Colonel Gaddafi stunned many by returning Libya to the global fold
The report coincides with the arrival of Libyan leader Colonel Muammar Gaddafi on a historic visit to Europe.
Amnesty said the leader maintains a "climate of fear" and urged him to honour pledges to improve human rights.
The Europe visit marks Colonel Gaddafi's rehabilitation amongst countries that once shunned his regime.
'Must try harder'
"Libya is at a crossroads," Amnesty's report said. "It has an opportunity to ensure human rights become a reality at home and that the country can contribute to promoting human rights internationally."
It warned that "a pattern of human rights violations, witnessed over the past three decades" repeats itself to this day, often adopting "the new rhetoric of the war on terror".
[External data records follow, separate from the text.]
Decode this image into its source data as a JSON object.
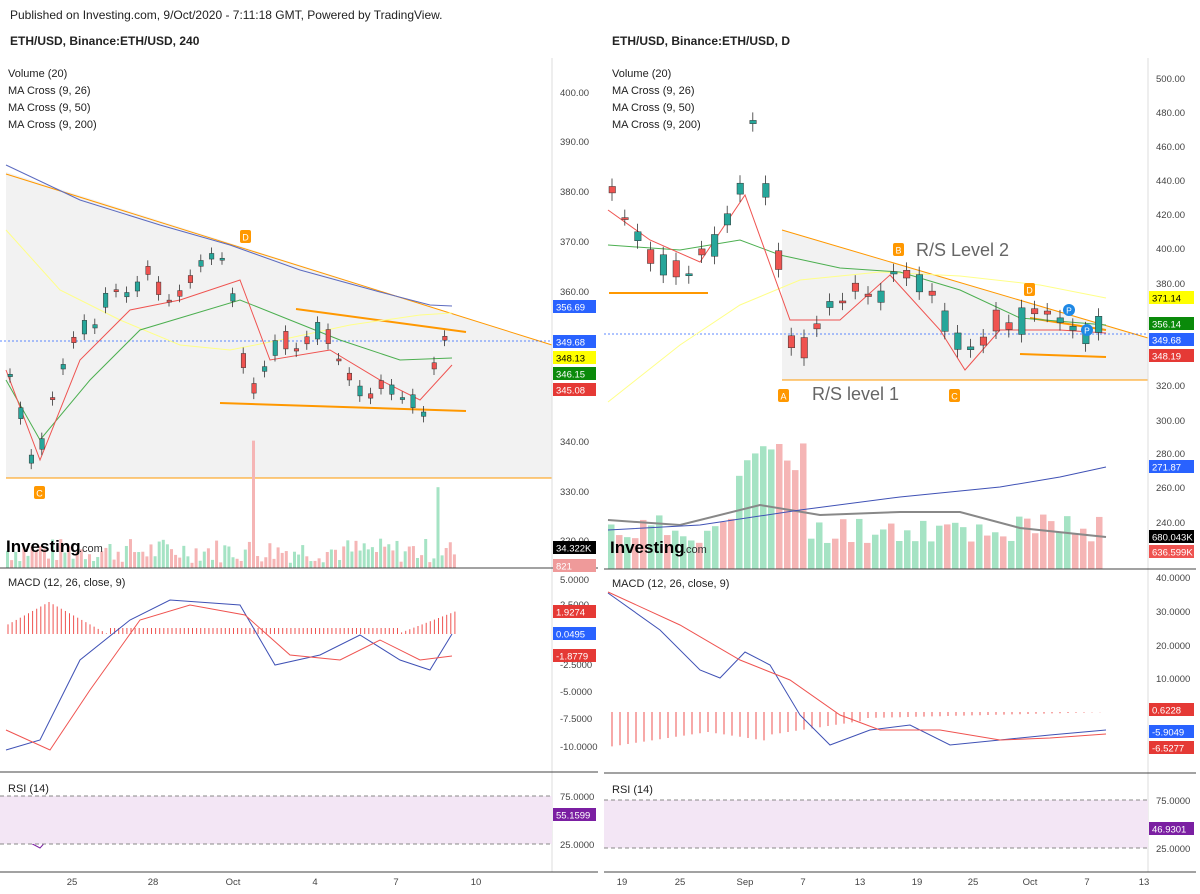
{
  "header": "Published on Investing.com, 9/Oct/2020 - 7:11:18 GMT, Powered by TradingView.",
  "left": {
    "title": "ETH/USD, Binance:ETH/USD, 240",
    "indicators": [
      "Volume (20)",
      "MA Cross (9, 26)",
      "MA Cross (9, 50)",
      "MA Cross (9, 200)"
    ],
    "logo": "Investing",
    "logo_suffix": ".com",
    "price_ticks": [
      "400.00",
      "390.00",
      "380.00",
      "370.00",
      "360.00",
      "340.00",
      "330.00",
      "320.00"
    ],
    "price_tags": [
      {
        "v": "356.69",
        "c": "#2962ff"
      },
      {
        "v": "349.68",
        "c": "#2962ff"
      },
      {
        "v": "348.13",
        "c": "#ffff00"
      },
      {
        "v": "346.15",
        "c": "#0a8a0a"
      },
      {
        "v": "345.08",
        "c": "#e53935"
      },
      {
        "v": "34.322K",
        "c": "#000000"
      },
      {
        "v": "821",
        "c": "#ef9a9a"
      }
    ],
    "macd_label": "MACD (12, 26, close, 9)",
    "macd_ticks": [
      "5.0000",
      "2.5000",
      "-2.5000",
      "-5.0000",
      "-7.5000",
      "-10.0000"
    ],
    "macd_tags": [
      {
        "v": "1.9274",
        "c": "#e53935"
      },
      {
        "v": "0.0495",
        "c": "#2962ff"
      },
      {
        "v": "-1.8779",
        "c": "#e53935"
      }
    ],
    "rsi_label": "RSI (14)",
    "rsi_ticks": [
      "75.0000",
      "25.0000"
    ],
    "rsi_tag": "55.1599",
    "x_ticks": [
      "25",
      "28",
      "Oct",
      "4",
      "7",
      "10"
    ],
    "markers": [
      "D",
      "C"
    ]
  },
  "right": {
    "title": "ETH/USD, Binance:ETH/USD, D",
    "indicators": [
      "Volume (20)",
      "MA Cross (9, 26)",
      "MA Cross (9, 50)",
      "MA Cross (9, 200)"
    ],
    "logo": "Investing",
    "logo_suffix": ".com",
    "price_ticks": [
      "500.00",
      "480.00",
      "460.00",
      "440.00",
      "420.00",
      "400.00",
      "380.00",
      "320.00",
      "300.00",
      "280.00",
      "260.00",
      "240.00"
    ],
    "price_tags": [
      {
        "v": "371.14",
        "c": "#ffff00"
      },
      {
        "v": "356.14",
        "c": "#0a8a0a"
      },
      {
        "v": "349.68",
        "c": "#2962ff"
      },
      {
        "v": "348.19",
        "c": "#e53935"
      },
      {
        "v": "271.87",
        "c": "#2962ff"
      },
      {
        "v": "680.043K",
        "c": "#000000"
      },
      {
        "v": "636.599K",
        "c": "#ef5350"
      }
    ],
    "macd_label": "MACD (12, 26, close, 9)",
    "macd_ticks": [
      "40.0000",
      "30.0000",
      "20.0000",
      "10.0000"
    ],
    "macd_tags": [
      {
        "v": "0.6228",
        "c": "#e53935"
      },
      {
        "v": "-5.9049",
        "c": "#2962ff"
      },
      {
        "v": "-6.5277",
        "c": "#e53935"
      }
    ],
    "rsi_label": "RSI (14)",
    "rsi_ticks": [
      "75.0000",
      "25.0000"
    ],
    "rsi_tag": "46.9301",
    "x_ticks": [
      "19",
      "25",
      "Sep",
      "7",
      "13",
      "19",
      "25",
      "Oct",
      "7",
      "13"
    ],
    "markers": [
      "A",
      "B",
      "C",
      "D",
      "P",
      "P"
    ],
    "annotations": [
      "R/S Level 2",
      "R/S level 1"
    ]
  }
}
The report welcomed some recent reforms initiated by Colonel Gaddafi but said these were not enough.
Libyan authorities freed nearly 300 political prisoners in 2001 and 2002, some of whom had been incarcerated since 1973, according to the report.
But, it said, political activists were still subject to the death penalty and no effort had been made to compensate past victims of the regime's policy of suppressing dissent.
The Libyan leader arrived on Tuesday in the Belgian capital Brussels, on what is his first official visit to Europe in 15 years.
Amnesty urged the EU leaders scheduled to meet him to send "a strong signal" that Libya must adopt European norms for human rights.
It also hoped there would be more co-operation between Libya and Europe to relieve the plight of illegal immigrants, thousands of whom use Libya as a transit point on the dangerous journey into the EU.
The visit marks the latest stage in Libya's rapid return to the international community after years of being derided as a sponsor of international terrorism.
The thaw with the UK and US followed Libya's decision to renounce weapons of mass destruction, a move which Washington and London see as a consequence of the war in Iraq.